Dans sa chronique pour Radio Nova, Guillaume Duval revient sur les ressorts écologiques de la hausse du prix des matières premières.
L'inflation a atteint un niveau record en décembre dernier depuis 2008. Est-ce inquiétant ?
Oui, ce n'est pas rassurant. Les prix ont augmenté de 1,8 % en rythme annuel. Principalement du fait de la hausse des prix de l'énergie - +12,5 % sur un an - et des produits frais - + 9,4 % par rapport à décembre 2009. Par contre les autres prix, ce qu'on appelle l'inflation sous jacente, continuent d'évoluer très lentement.
1,8 % ce n'est quand même pas encore une inflation très élevée…
En effet. Ce niveau reste même encore sensiblement inférieur au seuil de 2 % fixé par la Banque centrale européenne. Mais, en 2009, au cœur de la crise, l'inflation avait été négative durant plusieurs mois. Et comme les salaires de ceux qui avaient conservé un emploi - la grande majorité malgré tout - ont continué d'augmenter du fait des hausses négociées en 2008, les ménages ont paradoxalement enregistré durant cette période des gains de pouvoir d'achat relativement importants. Ce qui avait beaucoup contribué à amortir le choc de la crise.
Mais maintenant c'en est fini des gains de pouvoir d'achat…
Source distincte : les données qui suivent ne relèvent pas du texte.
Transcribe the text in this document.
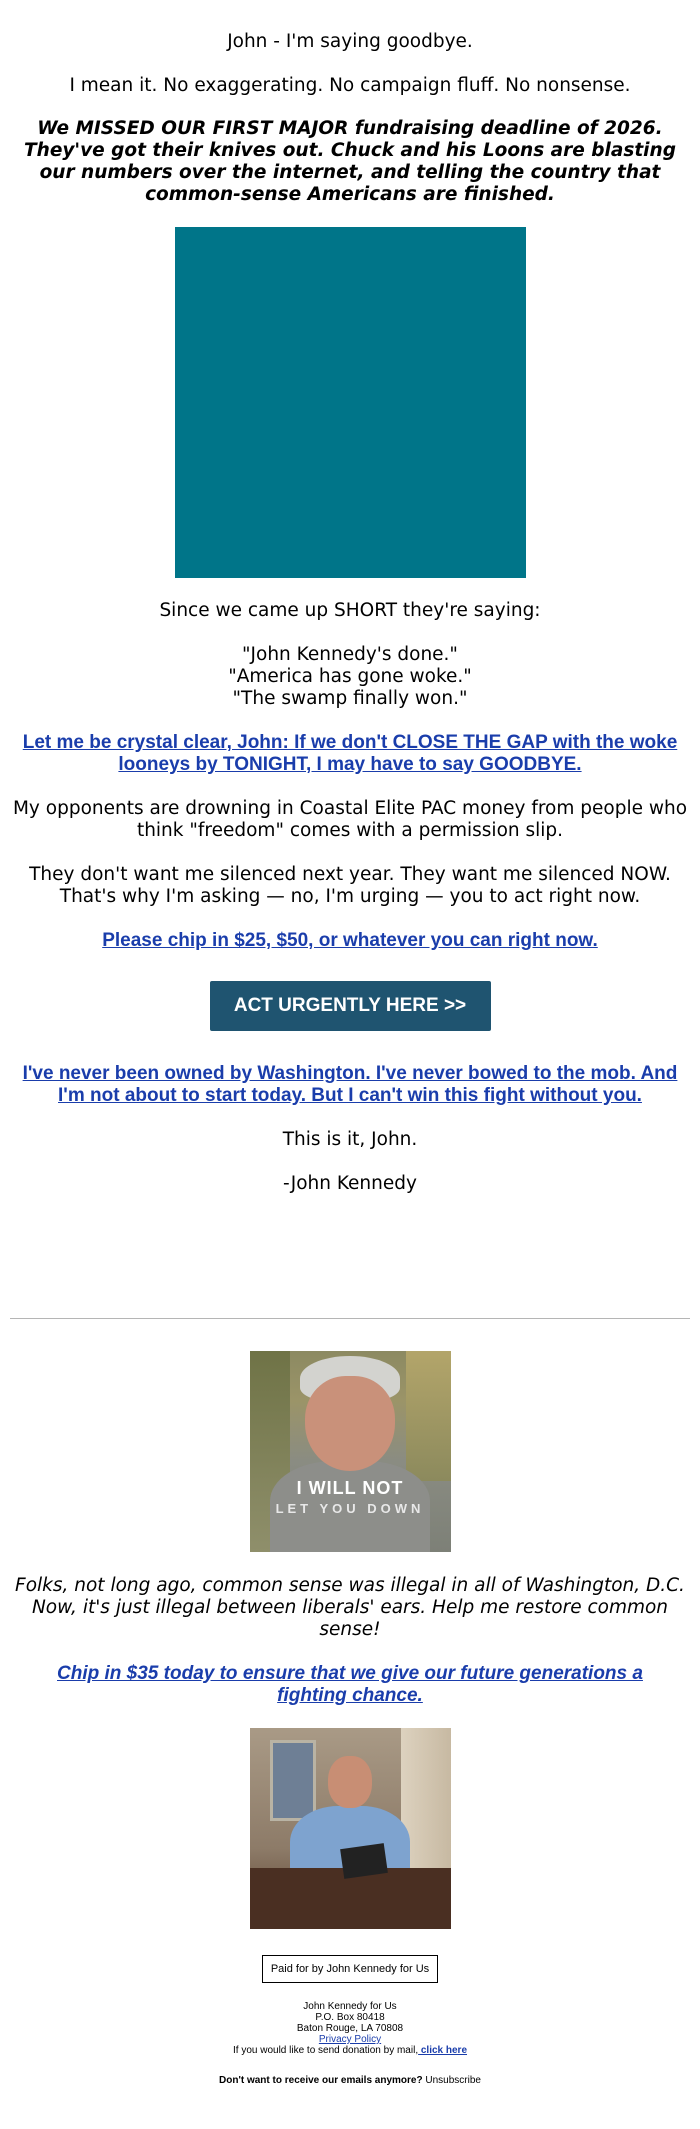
John - I'm saying goodbye.

I mean it. No exaggerating. No campaign fluff. No nonsense.

We MISSED OUR FIRST MAJOR fundraising deadline of 2026. They've got their knives out. Chuck and his Loons are blasting our numbers over the internet, and telling the country that common-sense Americans are finished.

Since we came up SHORT they're saying:

"John Kennedy's done."

"America has gone woke."

"The swamp finally won."

Let me be crystal clear, John: If we don't CLOSE THE GAP with the woke looneys by TONIGHT, I may have to say GOODBYE.

My opponents are drowning in Coastal Elite PAC money from people who think "freedom" comes with a permission slip.

They don't want me silenced next year. They want me silenced NOW. That's why I'm asking — no, I'm urging — you to act right now.

Please chip in $25, $50, or whatever you can right now.
ACT URGENTLY HERE >>
I've never been owned by Washington. I've never bowed to the mob. And I'm not about to start today. But I can't win this fight without you.

This is it, John.

-John Kennedy

I WILL NOT
LET YOU DOWN

Folks, not long ago, common sense was illegal in all of Washington, D.C. Now, it's just illegal between liberals' ears. Help me restore common sense!

Chip in $35 today to ensure that we give our future generations a fighting chance.
Paid for by John Kennedy for Us
John Kennedy for Us
P.O. Box 80418
Baton Rouge, LA 70808
Privacy Policy
If you would like to send donation by mail, click here
Don't want to receive our emails anymore? Unsubscribe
Oui. Car la - légère - remontée de l'inflation à laquelle on assiste se combine avec une nette décélération des hausses de salaire : alors qu'au premier trimestre 2009, ils augmentaient encore en moyenne de 3,5 % par an, à l'automne dernier ils n'ont plus progressé que de 1,8 %. Autrement dit au niveau actuel de l'inflation. Du coup on risque de se retrouver en ce début d'année, dans la situation où on était déjà au début de 2008 : on l'a oublié tant il s'est passé de choses depuis, mais l'économie française avait été en récession à ce moment là du fait de la hausse des prix du pétrole et des produits alimentaires, avant même que la banque Lehman Brothers ne fasse faillite… A l'époque, ces hausses avaient aussi déclenché des émeutes de la faim dans les pays du Sud. Avec les évènements de Tunisie et d'Algérie on constate aujourd'hui des effets analogues.
Est-ce seulement un mauvais moment à passer ?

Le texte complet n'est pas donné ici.